Wir lagen beigedreht östlich der großen Kette. Wegen des Nebels konnte man kaum etwas sehen. Es war ein kühler Morgen. Das Wasser plätscherte gegen die Planken. Irgendwo gellte der Schrei einer Voskmöwe.

»Du hattest es nicht nötig, zur Flotte zu kommen«, sagte Callimachus.

»Hierher gehöre ich«, sagte ich.

»Du hast bereits viel riskiert.«

»Wir wurden verraten.«

»Ja.«

Ich war voller Bitterkeit. Das Wassertor hatte meine Galeere zerstört, doch ich hatte aus der Gefangenschaft f liehen können. Ich hatte mich nach Victoria durchgeschlagen und war von dort weiter nach Westen gezogen, als ich von dem Aufmarsch der Schiffe an der Kette erfuhr. Gestern abend war ich an Bord der Tina gegangen, die von Callimachus befehligt wurde.

»Wenn der Voskjard die Kette gewaltsam durchbrechen will«, sagte Callimachus, »werden wir ihn nicht aufhalten können.«

»Verraten hat uns die Erdensklavin Peggy, Tasdrons Besitz«, sagte ich.

»Bist du sicher?«

»Ganz sicher«, antwortete ich. »Oder war es Callisthenes?«

»Callisthenes kann es nicht gewesen sein«, meinte Callimachus. »Ich kannte ihn. Außerdem ist er ein Hauptmann aus Port Cos und gehört meiner Kaste an.«

Ich schaute mich um. Backbords und Steuerbords von der Tina, jeweils etwa fünfzig Meter entfernt, lauerten zwei weitere Galeeren, die Mim aus Victoria und die Teilender aus Fina.

»Und er ist mein Freund«, setzte Callimachus nach. Es war kalt.

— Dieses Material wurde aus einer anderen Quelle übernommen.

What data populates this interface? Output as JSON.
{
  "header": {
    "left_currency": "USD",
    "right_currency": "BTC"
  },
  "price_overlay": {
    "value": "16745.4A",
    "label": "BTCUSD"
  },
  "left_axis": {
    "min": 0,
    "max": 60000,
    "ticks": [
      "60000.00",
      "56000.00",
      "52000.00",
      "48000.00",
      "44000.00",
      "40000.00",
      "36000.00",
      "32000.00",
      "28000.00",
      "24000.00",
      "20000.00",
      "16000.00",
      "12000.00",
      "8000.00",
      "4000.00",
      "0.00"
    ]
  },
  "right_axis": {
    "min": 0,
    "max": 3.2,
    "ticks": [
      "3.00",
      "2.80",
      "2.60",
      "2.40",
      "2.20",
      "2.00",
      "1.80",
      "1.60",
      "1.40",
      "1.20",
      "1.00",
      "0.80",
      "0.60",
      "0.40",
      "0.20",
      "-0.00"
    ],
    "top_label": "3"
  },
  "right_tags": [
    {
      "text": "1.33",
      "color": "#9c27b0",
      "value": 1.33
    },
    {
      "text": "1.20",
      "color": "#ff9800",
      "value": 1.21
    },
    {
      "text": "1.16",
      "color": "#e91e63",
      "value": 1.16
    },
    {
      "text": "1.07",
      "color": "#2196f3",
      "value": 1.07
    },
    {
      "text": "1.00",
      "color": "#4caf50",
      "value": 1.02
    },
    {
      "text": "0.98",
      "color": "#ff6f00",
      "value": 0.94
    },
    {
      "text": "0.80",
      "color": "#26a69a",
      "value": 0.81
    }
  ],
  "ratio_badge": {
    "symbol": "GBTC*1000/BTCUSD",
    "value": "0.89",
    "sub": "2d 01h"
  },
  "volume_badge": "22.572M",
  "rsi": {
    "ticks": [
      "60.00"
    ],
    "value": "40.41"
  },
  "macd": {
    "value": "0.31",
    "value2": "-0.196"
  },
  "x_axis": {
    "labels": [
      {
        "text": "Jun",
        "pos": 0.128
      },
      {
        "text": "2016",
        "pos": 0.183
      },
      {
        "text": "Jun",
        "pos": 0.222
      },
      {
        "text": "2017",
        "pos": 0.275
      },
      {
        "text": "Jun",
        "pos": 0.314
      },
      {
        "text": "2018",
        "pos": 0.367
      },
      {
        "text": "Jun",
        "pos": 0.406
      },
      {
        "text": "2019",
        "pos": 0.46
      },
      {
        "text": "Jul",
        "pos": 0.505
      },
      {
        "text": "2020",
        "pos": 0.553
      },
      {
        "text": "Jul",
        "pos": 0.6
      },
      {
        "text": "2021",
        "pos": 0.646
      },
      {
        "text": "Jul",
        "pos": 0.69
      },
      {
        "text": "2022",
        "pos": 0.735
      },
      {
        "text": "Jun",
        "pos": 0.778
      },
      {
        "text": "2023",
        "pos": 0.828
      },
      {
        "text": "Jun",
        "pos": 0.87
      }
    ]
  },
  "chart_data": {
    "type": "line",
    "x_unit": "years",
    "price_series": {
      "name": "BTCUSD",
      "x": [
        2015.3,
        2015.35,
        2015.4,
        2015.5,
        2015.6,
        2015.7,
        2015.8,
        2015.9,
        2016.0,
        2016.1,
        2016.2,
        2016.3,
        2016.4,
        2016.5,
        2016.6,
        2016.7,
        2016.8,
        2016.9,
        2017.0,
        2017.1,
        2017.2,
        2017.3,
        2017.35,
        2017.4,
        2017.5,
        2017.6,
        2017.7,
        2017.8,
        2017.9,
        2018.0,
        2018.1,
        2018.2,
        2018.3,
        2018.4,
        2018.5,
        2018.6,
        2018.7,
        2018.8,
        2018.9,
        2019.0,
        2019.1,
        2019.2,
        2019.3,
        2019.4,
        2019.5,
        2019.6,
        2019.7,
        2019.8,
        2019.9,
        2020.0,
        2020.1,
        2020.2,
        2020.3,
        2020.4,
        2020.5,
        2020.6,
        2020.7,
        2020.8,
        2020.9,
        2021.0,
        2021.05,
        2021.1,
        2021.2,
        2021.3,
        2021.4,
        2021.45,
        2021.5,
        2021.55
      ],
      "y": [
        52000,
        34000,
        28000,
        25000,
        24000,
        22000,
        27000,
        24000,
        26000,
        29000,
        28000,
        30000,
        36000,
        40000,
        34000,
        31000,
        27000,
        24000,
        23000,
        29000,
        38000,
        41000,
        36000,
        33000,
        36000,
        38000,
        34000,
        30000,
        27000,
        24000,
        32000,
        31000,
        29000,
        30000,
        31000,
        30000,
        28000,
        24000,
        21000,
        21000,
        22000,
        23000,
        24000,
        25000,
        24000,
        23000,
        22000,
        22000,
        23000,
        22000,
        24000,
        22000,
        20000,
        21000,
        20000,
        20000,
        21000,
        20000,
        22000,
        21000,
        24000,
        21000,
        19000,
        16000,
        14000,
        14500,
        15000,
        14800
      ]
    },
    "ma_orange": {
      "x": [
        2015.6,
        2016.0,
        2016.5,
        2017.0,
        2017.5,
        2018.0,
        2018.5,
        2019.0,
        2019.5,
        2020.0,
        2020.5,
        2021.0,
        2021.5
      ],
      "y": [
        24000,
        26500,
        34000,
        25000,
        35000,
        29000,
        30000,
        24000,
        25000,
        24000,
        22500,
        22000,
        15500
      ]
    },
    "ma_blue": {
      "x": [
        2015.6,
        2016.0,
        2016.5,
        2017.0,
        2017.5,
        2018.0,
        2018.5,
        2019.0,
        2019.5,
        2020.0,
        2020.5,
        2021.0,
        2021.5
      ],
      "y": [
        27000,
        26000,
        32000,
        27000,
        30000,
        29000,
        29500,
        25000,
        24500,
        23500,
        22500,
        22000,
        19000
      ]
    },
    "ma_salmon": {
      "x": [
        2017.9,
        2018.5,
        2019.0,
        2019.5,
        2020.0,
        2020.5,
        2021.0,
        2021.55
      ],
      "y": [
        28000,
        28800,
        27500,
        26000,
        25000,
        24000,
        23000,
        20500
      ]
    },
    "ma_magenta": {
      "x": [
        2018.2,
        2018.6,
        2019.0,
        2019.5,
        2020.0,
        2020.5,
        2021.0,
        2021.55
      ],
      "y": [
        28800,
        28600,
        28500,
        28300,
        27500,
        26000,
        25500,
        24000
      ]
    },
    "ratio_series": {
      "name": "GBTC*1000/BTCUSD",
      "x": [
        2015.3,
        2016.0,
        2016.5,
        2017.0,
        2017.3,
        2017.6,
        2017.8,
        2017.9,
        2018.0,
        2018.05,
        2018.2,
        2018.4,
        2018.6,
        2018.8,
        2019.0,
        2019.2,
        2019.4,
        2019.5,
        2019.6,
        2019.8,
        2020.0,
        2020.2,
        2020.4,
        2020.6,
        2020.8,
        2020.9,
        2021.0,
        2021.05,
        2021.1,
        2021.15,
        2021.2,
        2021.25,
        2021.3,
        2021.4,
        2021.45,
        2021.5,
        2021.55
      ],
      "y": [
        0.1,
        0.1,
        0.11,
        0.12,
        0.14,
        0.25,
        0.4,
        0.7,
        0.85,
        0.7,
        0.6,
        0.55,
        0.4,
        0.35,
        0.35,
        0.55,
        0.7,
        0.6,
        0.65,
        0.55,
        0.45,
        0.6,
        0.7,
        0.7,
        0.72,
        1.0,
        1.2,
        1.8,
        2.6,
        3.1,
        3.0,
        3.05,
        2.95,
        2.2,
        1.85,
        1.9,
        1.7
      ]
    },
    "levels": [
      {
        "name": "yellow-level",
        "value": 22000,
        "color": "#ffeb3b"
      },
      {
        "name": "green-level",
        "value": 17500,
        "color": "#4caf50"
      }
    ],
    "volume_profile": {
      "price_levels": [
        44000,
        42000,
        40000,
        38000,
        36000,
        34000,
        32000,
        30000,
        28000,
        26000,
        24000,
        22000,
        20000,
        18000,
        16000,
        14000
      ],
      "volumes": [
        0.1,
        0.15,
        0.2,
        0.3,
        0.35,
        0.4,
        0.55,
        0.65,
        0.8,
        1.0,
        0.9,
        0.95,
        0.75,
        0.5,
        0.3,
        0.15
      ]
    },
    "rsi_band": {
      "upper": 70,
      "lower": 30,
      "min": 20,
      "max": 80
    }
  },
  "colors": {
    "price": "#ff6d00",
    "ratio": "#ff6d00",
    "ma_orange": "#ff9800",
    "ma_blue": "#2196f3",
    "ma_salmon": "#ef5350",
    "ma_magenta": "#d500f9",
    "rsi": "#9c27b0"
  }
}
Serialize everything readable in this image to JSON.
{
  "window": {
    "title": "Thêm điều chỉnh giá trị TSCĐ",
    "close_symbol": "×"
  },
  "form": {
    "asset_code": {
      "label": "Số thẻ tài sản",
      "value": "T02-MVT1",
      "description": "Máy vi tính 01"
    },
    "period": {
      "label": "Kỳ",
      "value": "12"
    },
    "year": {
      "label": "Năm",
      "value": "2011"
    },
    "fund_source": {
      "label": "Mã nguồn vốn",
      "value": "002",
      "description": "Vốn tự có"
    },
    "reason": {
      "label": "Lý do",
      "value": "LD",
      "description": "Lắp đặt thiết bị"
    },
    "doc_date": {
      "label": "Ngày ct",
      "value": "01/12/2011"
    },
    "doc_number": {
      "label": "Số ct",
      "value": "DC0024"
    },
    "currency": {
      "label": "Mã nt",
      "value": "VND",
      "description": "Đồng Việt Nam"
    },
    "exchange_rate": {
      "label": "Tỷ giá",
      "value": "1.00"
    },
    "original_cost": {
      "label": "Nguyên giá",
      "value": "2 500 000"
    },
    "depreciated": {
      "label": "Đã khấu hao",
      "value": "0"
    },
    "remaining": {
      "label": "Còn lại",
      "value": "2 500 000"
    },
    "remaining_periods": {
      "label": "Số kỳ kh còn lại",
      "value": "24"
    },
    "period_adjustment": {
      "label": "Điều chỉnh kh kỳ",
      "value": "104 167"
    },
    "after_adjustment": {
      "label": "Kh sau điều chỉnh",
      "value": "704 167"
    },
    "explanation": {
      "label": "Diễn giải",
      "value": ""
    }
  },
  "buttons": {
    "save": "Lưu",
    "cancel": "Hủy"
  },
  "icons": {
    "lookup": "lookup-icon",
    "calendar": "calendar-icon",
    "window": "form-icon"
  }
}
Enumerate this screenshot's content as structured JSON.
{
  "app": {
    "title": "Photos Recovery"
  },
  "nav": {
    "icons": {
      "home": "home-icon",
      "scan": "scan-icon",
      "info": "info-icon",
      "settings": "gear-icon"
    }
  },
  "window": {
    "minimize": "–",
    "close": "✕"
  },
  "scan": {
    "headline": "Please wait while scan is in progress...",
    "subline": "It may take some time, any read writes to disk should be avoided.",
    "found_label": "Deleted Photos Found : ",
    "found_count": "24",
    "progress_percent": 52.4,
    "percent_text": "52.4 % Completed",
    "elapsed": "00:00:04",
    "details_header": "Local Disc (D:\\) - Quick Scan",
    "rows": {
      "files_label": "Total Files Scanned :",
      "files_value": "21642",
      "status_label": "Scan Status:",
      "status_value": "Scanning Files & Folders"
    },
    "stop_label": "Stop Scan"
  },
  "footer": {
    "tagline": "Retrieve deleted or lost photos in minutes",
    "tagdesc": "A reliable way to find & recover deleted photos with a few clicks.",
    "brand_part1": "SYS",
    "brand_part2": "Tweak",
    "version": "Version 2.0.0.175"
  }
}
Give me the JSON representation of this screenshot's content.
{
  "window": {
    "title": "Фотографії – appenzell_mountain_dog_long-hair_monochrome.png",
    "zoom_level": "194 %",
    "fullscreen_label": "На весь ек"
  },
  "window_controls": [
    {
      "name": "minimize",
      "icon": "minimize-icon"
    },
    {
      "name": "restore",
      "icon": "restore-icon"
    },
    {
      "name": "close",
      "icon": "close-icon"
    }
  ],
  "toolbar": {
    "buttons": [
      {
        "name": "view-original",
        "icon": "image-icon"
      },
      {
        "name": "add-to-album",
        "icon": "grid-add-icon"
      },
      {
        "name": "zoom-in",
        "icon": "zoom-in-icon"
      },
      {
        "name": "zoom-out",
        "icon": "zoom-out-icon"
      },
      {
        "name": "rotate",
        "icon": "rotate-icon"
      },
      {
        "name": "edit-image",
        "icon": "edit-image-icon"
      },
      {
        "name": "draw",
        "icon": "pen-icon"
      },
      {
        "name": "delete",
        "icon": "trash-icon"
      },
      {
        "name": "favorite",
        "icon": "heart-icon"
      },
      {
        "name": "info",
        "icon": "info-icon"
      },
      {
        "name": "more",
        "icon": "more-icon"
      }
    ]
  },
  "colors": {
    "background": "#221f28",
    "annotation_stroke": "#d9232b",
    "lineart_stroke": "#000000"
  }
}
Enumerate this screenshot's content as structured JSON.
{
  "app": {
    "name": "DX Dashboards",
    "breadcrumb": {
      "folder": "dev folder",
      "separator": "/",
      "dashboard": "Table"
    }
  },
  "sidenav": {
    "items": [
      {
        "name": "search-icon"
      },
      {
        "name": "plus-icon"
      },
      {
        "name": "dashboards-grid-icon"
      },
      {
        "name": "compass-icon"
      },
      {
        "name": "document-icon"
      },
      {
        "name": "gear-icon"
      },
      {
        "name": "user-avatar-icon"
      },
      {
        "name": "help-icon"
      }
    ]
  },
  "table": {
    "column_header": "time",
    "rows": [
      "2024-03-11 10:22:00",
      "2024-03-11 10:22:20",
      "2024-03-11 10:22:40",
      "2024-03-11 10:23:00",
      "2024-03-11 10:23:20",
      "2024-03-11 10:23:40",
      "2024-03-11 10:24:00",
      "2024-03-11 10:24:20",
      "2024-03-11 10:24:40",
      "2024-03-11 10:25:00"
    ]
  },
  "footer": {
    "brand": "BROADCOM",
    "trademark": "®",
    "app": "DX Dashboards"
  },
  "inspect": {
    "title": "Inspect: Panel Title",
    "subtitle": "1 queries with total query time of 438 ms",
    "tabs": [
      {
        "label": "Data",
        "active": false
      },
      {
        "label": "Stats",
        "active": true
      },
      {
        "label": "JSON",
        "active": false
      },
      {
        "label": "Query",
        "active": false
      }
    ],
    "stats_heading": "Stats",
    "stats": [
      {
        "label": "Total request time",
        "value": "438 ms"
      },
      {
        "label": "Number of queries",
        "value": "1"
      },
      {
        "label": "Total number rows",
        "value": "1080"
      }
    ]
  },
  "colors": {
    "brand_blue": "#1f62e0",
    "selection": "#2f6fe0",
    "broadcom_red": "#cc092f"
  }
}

»Erscheint es dir denkbar, daß Tasdron oder Glyco der Verräter war?« wollte ich wissen.

»Tasdron kann es ebenfalls nicht gewesen sein«, gab Callimachus zurück. »Seine Interessen stünden zu sehr gegen eine solche Handlungsweise. Er ist ja immerhin der Anführer jener victorianischen Kräfte, die sich der Macht des Policrates widersetzen wollen.«

»Dann ist es vielleicht Glyco.«

»Er gehört meiner Kaste nicht an«, räumte Callimachus ein.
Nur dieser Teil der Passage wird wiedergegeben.